Location
- Country: Australia

Physical characteristics
- • location: 10 km southeast of Broomehill
- • elevation: 323 metres (1,060 ft)
- • location: Beaufort Inlet
- Length: 250 km (160 mi)
- Basin size: 4,795 km^{2} (1,851 sq mi)
- • average: 24,800 ML/a (0.79 m^{3}/s; 27.8 cu ft/s)

= Pallinup River =

River in Western Australia

The Pallinup River is a river in the Great Southern region of Western Australia.
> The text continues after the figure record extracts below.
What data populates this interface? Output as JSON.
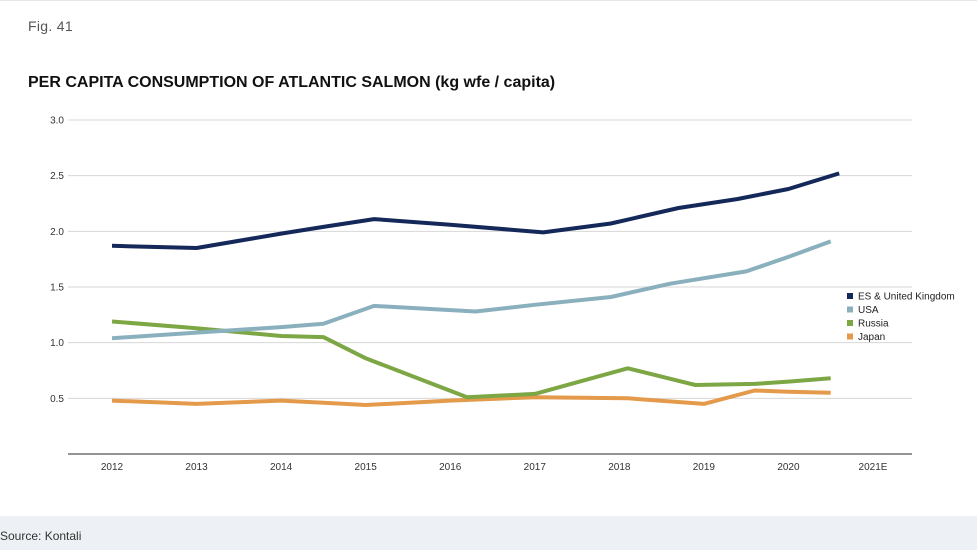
{
  "figure": {
    "label": "Fig. 41",
    "source": "Source: Kontali"
  },
  "chart_data": {
    "type": "line",
    "title": "PER CAPITA CONSUMPTION OF ATLANTIC SALMON (kg wfe / capita)",
    "xlabel": "",
    "ylabel": "",
    "categories": [
      "2012",
      "2013",
      "2014",
      "2015",
      "2016",
      "2017",
      "2018",
      "2019",
      "2020",
      "2021E"
    ],
    "ylim": [
      0,
      3.0
    ],
    "yticks": [
      "3.0",
      "2.5",
      "2.0",
      "1.5",
      "1.0",
      "0.5"
    ],
    "ytick_values": [
      3.0,
      2.5,
      2.0,
      1.5,
      1.0,
      0.5
    ],
    "grid": "horizontal",
    "legend_position": "right",
    "series": [
      {
        "name": "ES & United Kingdom",
        "color": "#14285a",
        "x": [
          2012.0,
          2013.0,
          2014.0,
          2014.5,
          2015.1,
          2016.0,
          2017.1,
          2017.9,
          2018.7,
          2019.4,
          2020.0,
          2020.6
        ],
        "values": [
          1.87,
          1.85,
          1.98,
          2.04,
          2.11,
          2.06,
          1.99,
          2.07,
          2.21,
          2.29,
          2.38,
          2.52
        ]
      },
      {
        "name": "USA",
        "color": "#8ab0bd",
        "x": [
          2012.0,
          2013.0,
          2014.0,
          2014.5,
          2015.1,
          2016.3,
          2017.0,
          2017.9,
          2018.6,
          2019.5,
          2020.0,
          2020.5
        ],
        "values": [
          1.04,
          1.09,
          1.14,
          1.17,
          1.33,
          1.28,
          1.34,
          1.41,
          1.53,
          1.64,
          1.77,
          1.91
        ]
      },
      {
        "name": "Russia",
        "color": "#7da745",
        "x": [
          2012.0,
          2013.0,
          2014.0,
          2014.5,
          2015.0,
          2016.2,
          2017.0,
          2018.1,
          2018.9,
          2019.6,
          2020.0,
          2020.5
        ],
        "values": [
          1.19,
          1.13,
          1.06,
          1.05,
          0.86,
          0.51,
          0.54,
          0.77,
          0.62,
          0.63,
          0.65,
          0.68
        ]
      },
      {
        "name": "Japan",
        "color": "#e39a4a",
        "x": [
          2012.0,
          2013.0,
          2014.0,
          2014.5,
          2015.0,
          2016.0,
          2017.0,
          2018.1,
          2019.0,
          2019.6,
          2020.0,
          2020.5
        ],
        "values": [
          0.48,
          0.45,
          0.48,
          0.46,
          0.44,
          0.48,
          0.51,
          0.5,
          0.45,
          0.57,
          0.56,
          0.55
        ]
      }
    ]
  }
}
It was previously known as Salt River.

The Pallinup rises 10 km southeast of Broomehill, and flows in a southeasterly direction toward the coast passing through Kybelup Pool and discharging into the Southern Ocean via Beaufort Inlet.
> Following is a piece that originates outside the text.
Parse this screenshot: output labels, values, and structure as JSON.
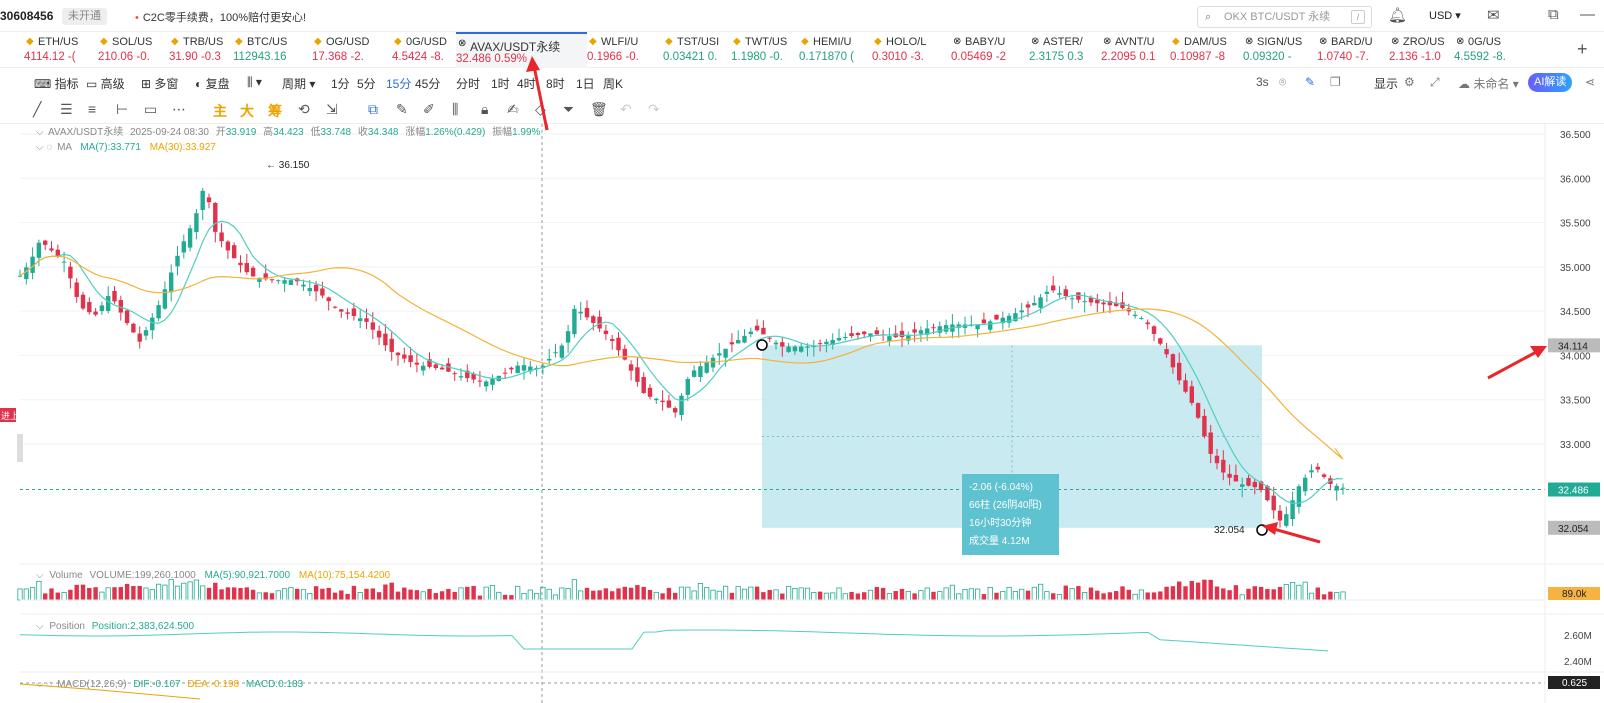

The river is one of the longest rivers in the region and its tributaries flow through the towns of Borden and Gnowangerup.

The local Noongar people also know the river as the Mara River; it is regarded as a place of historical importance as the Noongar have camped, fished and traded along the banks of the river for generations.

The river is ephemeral and the estuary at Beaufort Inlet can be closed to the sea for long period of time by a sand bar in the channel.

The water in the river is considered to be saline with salinity levels varying from 3‰ when the river is flowing to over 50‰ in pools during summer.

==Tributaries==
The Pallinup has many tributaries, including Warperup Creek, Six Mile Creek, Pendenup Creek, Peendebup Creek, Monjebup Creek and Corackerup Creek. No potable surface water sources are present in the Pallinup. The water quality ranges from brackish to saline. The best quality water streams exist in the Stirling Range National Park area of the catchment, which is the occasional source of snow-melt water.

==Condition==
The Pallinup is showing signs of degradation. Increased salinity, loss of riparian vegetation, weed invasion, erosion and high nutrient levels are all problematic. Much of the river is fenced but sections were lost in the 1955 and 1982 flood events. It is estimated that 85% of the catchment area is cleared mostly in the upper reaches of the river.